You Don’t Have Memories to Look Back on Today


Jake Christie
Published in
3 min readFeb 22, 2016


You didn’t go to that concert that you wanted to check out. Instead, you went to a party where your friend said you would get “100%” laid, “guaranteed.”

You got 0% laid. You went home and watched an episode of something on Netflix at 4 am.


Your mother invited you out to brunch, but you told her you were “too tired.” You were not too tired; you just didn’t want to explain to your mom, again, that being single is a choice, not a condition.

Whatever you did instead — probably involving some combination of Hot Pockets, situation comedy reruns, and masturbation (though not necessarily concurrently) — is lost to the winds of time.


A bear in the Alaskan wilderness has recently given birth to three cubs.

It was a hard year; there were fewer salmon in the rivers than there were in years past, and harsh weather meant fewer berries in the fall.

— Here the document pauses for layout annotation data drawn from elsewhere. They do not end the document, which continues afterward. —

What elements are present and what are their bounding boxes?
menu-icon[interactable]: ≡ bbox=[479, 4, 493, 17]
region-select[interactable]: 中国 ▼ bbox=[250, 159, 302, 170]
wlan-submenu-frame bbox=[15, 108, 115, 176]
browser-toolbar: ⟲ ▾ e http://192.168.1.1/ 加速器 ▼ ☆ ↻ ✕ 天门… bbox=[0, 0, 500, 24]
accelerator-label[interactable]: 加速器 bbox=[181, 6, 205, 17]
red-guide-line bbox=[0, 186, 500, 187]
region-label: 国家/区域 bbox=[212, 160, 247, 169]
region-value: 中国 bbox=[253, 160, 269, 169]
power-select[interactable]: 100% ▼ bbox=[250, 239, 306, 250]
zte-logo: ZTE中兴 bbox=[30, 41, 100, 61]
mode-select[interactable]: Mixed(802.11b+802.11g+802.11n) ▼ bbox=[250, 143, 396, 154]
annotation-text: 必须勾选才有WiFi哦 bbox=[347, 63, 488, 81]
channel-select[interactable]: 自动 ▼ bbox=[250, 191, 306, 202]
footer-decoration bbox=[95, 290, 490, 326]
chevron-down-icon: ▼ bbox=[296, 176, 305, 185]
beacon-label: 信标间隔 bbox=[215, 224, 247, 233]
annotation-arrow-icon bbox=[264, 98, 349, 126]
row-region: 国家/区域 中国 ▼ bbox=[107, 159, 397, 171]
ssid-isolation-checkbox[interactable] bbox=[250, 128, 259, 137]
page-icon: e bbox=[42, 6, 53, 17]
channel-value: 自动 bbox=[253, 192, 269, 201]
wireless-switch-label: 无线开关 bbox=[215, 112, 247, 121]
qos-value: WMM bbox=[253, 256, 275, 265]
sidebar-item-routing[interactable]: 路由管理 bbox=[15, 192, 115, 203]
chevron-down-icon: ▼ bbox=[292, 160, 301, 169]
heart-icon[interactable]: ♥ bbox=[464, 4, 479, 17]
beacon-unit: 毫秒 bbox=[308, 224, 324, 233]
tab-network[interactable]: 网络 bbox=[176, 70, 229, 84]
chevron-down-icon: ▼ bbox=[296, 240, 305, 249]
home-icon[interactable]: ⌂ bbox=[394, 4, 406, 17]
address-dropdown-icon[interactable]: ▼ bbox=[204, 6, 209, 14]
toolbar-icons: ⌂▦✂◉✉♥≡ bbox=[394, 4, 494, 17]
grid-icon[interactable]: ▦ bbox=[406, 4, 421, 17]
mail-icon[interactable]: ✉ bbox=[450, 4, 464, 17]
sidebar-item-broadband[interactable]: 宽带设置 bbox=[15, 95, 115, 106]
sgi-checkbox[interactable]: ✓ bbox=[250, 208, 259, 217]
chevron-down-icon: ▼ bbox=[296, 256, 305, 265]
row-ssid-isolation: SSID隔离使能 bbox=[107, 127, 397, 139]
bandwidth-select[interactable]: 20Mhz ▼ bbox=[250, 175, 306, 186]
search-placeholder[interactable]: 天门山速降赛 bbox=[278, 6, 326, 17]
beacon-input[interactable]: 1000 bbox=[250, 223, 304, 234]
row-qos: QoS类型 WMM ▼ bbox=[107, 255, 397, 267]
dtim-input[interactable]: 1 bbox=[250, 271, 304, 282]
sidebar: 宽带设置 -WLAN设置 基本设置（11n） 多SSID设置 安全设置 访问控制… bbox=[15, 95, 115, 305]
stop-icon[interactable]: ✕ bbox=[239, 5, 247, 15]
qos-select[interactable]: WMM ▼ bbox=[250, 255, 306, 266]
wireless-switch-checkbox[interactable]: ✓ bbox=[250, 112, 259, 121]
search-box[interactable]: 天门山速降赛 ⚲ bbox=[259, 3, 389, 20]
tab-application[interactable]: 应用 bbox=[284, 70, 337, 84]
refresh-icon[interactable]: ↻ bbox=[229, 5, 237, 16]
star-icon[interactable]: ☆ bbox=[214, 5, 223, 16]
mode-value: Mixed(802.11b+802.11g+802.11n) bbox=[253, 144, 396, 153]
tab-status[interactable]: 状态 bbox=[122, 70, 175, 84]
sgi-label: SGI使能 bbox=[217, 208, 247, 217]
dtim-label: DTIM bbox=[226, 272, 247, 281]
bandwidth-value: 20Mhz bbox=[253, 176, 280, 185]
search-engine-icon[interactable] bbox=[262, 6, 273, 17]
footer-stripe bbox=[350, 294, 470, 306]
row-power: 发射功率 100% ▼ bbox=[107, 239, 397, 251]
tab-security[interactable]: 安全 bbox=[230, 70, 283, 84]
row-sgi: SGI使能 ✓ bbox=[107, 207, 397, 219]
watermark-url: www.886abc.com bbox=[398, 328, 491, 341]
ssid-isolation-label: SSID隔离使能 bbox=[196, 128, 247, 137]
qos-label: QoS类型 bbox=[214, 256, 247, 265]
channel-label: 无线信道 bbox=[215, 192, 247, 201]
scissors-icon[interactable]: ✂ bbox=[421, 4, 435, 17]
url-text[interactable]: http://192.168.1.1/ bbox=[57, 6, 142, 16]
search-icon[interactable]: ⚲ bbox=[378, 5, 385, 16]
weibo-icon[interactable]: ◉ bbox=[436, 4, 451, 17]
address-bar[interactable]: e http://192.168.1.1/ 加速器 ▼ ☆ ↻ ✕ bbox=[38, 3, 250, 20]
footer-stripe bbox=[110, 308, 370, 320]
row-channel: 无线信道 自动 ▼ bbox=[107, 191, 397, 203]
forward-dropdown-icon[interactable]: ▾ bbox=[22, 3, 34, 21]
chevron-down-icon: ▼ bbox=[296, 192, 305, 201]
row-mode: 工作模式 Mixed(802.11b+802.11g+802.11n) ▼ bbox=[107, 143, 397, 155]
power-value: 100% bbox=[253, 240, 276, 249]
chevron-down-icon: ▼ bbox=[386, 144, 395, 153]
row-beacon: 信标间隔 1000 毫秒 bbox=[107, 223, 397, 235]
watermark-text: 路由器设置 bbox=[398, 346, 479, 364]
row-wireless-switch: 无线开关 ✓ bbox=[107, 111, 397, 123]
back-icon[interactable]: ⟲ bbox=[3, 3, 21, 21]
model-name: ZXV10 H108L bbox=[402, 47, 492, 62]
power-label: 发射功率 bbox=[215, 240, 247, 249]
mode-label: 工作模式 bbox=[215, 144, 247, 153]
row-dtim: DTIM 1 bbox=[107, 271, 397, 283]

She is gaunt, skinny—the fur hangs on her like an oversized hand-me-down parka. All of her energy, now, goes to her cubs. Her milk is the only thing that is keeping them alive, and it has to last until spring. She will emerge as soon as she can, hoping to find a deer that fell victim to the cold during the winter, so she can replenish her body and feed her cubs enough to survive.

For now, huddled in her den with her three tiny, still-blind offspring, she can only take things one day at a time. Sleep. Conserve her energy. Keep them alive.

You don’t remember what you did.


People in China who never created Facebook accounts figured out how to make the moldboard iron plough.

13,000,000,000,000 YEARS AGO TODAY

Mostly space.

You can’t remember what was happening, exactly, because you weren’t there. And it would be great to know—there’s a little FOMO—but you don’t, and that’s okay.

It was — and still is—mostly space. You’ll be fine.